The researchers say that their technique is so simple that it can be carried out in a matter of minutes.
"One of the most amazing things about our electrostatic detection method is that it requires nothing more than the naked eye to read out results that currently require chemical labeling and confocal laser scanners," Nature magazine quoted led researcher Jay Groves, a chemist with joint appointments at Berkeley Lab's Physical Biosciences Division and the Chemistry Department of the University of California (UC) at Berkeley, as saying.
"We believe this technique could revolutionize the use of DNA microarrays for both research and diagnostics," he added.
In their research paper, Groves and his colleagues describe how dispersing a fluid containing thousands of electrically-charged microscopic beads or spheres made of silica (glass) across the surface of a DNA microarray, and then observing the Brownian motion of the spheres provided measurements of the electrical charges of the DNA molecules.
The researchers say that such measurements can in turn be used to interrogate millions of DNA sequences at a time.
According to them, such measurements can be observed and recorded with a simple hand-held imaging device, and that even a cell phone camera would do.
"The assumption has been that no detection technique could be more sensitive than fluorescent labeling, but this is completely untrue, as our results have plainly demonstrated," said Groves.
"We've shown that changes in surface charge density as a result of specific DNA hybridization can be detected and quantified with 50-picomolar sensitivity, single base-pair mismatch selectivity, and in the presence of complex backgrounds. Furthermore, our electrostatic detection technique should render DNA and RNA microarrays sufficiently cost effective for broad world-health applications, as well as research," he added.
The use of DNA microarray assays has so far been limited because current techniques typically depend upon fluorescence detection, a demanding methodology that requires time-consuming chemical labelling, high-power excitation sources, and sophisticated instrumentation for scanning.
Individual laboratories or clinics, especially in developing countries, can't afford such a methodology.
While label-free DNA detection strategies do exist, they require either complex device fabrication or sophisticated instrumentation for readouts, and in addition none are compatible with conventional DNA microarrays, where up to one million sequences are available for interrogation in a single experiment.
"We have demonstrated parallel sampling of a microarray surface with micron-scale resolutions over centimetre-scale lengths.

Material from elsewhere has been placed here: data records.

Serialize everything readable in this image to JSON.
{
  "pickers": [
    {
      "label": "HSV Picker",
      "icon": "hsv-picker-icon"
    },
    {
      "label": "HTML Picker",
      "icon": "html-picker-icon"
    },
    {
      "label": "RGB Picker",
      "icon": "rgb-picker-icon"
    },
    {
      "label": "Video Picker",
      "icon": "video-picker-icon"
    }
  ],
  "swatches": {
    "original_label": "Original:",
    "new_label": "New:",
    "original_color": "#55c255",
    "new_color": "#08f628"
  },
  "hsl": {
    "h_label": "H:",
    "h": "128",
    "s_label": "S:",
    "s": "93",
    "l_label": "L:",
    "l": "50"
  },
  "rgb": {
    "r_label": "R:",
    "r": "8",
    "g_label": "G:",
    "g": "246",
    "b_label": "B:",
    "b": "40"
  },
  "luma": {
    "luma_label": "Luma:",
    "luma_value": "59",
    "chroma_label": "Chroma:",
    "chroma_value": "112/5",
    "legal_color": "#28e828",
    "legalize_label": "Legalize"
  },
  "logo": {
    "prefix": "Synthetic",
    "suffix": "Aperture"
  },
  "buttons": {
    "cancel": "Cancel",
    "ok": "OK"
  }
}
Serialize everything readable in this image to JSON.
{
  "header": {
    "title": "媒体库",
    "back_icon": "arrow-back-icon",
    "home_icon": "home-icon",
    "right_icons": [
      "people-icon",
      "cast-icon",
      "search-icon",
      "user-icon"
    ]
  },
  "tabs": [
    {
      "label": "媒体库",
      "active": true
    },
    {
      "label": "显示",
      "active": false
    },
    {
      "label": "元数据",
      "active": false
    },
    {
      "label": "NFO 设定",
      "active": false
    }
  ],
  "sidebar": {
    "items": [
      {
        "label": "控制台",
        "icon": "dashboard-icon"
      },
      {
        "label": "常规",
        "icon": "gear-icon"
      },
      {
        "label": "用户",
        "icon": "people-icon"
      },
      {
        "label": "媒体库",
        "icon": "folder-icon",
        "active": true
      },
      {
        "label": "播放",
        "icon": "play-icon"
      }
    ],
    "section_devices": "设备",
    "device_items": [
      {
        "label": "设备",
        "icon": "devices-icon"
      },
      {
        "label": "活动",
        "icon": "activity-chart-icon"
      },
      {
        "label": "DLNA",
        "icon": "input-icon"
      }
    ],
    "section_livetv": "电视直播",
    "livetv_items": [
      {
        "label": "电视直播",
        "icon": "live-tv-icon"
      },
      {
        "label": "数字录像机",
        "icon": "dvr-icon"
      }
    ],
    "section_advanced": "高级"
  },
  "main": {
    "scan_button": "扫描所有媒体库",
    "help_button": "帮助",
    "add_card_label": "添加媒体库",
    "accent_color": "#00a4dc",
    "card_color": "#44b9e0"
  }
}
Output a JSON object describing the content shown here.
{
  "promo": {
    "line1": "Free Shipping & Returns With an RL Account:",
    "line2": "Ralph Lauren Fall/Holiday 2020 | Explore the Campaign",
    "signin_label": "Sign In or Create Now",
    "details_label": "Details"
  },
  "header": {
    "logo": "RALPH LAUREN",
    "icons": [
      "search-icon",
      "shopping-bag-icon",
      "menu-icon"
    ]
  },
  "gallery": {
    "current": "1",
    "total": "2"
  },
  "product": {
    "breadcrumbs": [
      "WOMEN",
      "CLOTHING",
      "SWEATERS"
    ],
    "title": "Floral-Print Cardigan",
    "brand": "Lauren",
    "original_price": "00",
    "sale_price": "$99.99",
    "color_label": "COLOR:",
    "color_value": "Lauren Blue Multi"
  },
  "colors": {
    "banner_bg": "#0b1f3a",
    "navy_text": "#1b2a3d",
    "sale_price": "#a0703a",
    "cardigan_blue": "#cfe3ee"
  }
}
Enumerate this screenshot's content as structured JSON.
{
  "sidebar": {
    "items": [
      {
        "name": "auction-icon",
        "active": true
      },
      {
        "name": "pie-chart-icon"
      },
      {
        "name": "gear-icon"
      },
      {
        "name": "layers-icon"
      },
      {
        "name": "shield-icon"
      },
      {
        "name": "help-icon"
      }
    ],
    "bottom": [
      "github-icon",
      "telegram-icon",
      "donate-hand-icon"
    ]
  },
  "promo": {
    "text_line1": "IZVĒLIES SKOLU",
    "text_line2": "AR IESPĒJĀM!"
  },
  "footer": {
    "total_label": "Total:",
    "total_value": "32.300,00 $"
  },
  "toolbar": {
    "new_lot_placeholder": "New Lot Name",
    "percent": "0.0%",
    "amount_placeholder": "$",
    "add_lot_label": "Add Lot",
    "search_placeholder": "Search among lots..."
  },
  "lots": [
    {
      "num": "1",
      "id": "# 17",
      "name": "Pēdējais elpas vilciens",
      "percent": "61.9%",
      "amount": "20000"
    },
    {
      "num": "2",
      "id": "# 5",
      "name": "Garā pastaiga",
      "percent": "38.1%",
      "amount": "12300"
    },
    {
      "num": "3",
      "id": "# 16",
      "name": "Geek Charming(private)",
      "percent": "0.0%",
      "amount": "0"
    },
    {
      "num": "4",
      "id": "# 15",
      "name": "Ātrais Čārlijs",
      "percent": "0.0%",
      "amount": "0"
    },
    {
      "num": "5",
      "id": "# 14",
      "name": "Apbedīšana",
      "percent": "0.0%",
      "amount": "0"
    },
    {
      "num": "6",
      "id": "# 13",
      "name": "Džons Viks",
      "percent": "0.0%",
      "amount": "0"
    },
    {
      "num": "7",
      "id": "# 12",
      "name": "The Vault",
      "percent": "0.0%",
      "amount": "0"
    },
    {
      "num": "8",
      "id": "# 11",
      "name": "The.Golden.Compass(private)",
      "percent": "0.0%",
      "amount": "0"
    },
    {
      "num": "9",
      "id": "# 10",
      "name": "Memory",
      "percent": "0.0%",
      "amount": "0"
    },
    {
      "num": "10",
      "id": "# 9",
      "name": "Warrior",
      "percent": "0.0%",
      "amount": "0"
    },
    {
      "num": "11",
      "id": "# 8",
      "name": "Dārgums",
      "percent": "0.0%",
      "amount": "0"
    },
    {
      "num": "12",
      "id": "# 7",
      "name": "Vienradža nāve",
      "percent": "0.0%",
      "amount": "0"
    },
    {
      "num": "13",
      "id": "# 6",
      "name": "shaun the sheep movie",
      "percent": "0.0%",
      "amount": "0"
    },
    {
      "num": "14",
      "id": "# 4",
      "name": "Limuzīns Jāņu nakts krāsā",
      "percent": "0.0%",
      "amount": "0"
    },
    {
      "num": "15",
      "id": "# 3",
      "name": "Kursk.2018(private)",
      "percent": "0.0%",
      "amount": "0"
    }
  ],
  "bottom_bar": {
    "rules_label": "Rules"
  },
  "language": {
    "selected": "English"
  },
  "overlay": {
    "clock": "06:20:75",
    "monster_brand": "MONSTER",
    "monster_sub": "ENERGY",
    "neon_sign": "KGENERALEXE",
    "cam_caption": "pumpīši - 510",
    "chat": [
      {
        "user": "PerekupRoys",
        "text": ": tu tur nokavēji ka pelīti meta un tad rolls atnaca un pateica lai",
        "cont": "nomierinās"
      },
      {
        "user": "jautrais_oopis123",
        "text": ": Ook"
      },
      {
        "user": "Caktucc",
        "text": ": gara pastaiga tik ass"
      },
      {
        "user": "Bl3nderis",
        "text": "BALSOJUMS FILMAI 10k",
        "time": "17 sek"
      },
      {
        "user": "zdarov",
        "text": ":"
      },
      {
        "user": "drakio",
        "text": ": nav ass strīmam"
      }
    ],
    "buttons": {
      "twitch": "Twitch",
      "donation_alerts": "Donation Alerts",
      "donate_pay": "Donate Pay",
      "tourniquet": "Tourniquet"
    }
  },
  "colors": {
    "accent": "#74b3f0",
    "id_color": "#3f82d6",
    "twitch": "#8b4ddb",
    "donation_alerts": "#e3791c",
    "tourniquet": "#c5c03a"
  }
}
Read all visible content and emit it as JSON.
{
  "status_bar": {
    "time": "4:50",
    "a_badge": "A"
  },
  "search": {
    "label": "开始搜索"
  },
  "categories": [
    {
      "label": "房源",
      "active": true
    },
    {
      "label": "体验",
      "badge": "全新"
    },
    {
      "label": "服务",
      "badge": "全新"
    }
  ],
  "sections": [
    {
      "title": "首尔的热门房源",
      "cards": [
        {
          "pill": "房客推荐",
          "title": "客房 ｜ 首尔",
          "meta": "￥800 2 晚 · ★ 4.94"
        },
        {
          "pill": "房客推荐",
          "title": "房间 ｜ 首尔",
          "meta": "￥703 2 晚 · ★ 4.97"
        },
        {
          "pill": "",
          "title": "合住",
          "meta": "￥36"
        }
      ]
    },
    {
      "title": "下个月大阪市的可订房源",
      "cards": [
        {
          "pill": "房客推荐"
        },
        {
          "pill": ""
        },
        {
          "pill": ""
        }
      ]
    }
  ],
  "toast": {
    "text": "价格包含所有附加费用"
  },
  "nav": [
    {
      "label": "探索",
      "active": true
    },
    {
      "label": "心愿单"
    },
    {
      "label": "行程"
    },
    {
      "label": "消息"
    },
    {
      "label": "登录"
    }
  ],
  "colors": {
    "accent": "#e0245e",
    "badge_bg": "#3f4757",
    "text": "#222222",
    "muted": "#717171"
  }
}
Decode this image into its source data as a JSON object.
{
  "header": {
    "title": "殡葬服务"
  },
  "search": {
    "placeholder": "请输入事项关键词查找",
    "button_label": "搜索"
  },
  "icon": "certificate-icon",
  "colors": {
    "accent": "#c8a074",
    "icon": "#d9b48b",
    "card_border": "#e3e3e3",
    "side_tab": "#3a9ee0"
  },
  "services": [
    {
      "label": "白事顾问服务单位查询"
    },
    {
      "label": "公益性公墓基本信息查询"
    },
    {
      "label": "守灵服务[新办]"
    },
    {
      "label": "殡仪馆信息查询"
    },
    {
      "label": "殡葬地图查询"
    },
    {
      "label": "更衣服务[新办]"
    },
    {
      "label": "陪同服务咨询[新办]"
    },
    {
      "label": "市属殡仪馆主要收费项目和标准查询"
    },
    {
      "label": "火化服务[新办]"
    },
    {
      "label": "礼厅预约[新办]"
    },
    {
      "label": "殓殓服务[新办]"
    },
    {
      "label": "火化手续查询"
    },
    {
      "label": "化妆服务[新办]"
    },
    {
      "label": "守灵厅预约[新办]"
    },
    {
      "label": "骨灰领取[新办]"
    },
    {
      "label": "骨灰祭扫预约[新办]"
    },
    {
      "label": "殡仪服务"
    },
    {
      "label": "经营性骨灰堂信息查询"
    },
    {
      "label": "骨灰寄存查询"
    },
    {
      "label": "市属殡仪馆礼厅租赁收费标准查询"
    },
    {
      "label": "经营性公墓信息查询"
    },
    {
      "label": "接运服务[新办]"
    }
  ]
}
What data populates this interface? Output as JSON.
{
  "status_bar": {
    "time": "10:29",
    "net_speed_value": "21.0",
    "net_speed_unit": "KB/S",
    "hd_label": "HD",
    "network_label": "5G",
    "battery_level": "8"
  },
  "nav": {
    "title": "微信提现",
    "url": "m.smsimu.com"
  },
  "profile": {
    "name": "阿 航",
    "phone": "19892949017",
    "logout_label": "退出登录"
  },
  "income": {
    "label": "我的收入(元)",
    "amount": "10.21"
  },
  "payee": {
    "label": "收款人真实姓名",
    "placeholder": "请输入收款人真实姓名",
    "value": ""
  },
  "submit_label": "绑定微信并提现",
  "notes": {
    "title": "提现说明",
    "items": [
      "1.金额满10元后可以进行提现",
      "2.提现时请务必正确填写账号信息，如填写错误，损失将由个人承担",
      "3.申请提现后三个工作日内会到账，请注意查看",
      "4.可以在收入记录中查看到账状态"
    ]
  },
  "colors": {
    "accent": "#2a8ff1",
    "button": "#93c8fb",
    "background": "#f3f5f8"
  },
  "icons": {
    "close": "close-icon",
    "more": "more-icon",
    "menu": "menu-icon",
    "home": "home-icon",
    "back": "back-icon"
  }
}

This is four orders of magnitude larger than what has been achieved to date with conventional scanning-electrostatic-force microscopy," said Groves.
The researchers have revealed that they are planning to test the application of their technique in high-density arrays, and pushing its ultimate resolution limits.
"Since the resolution of electrostatic-based imaging is determined by the number of particle-observations rather than by the diffraction limit of light, our readouts could serve as a form of ultramicroscopy. The real grand challenge for this technology, however, will be for us to find suitable industrial partners with whom we can work to see that useful new products actually make it to market," Groves said.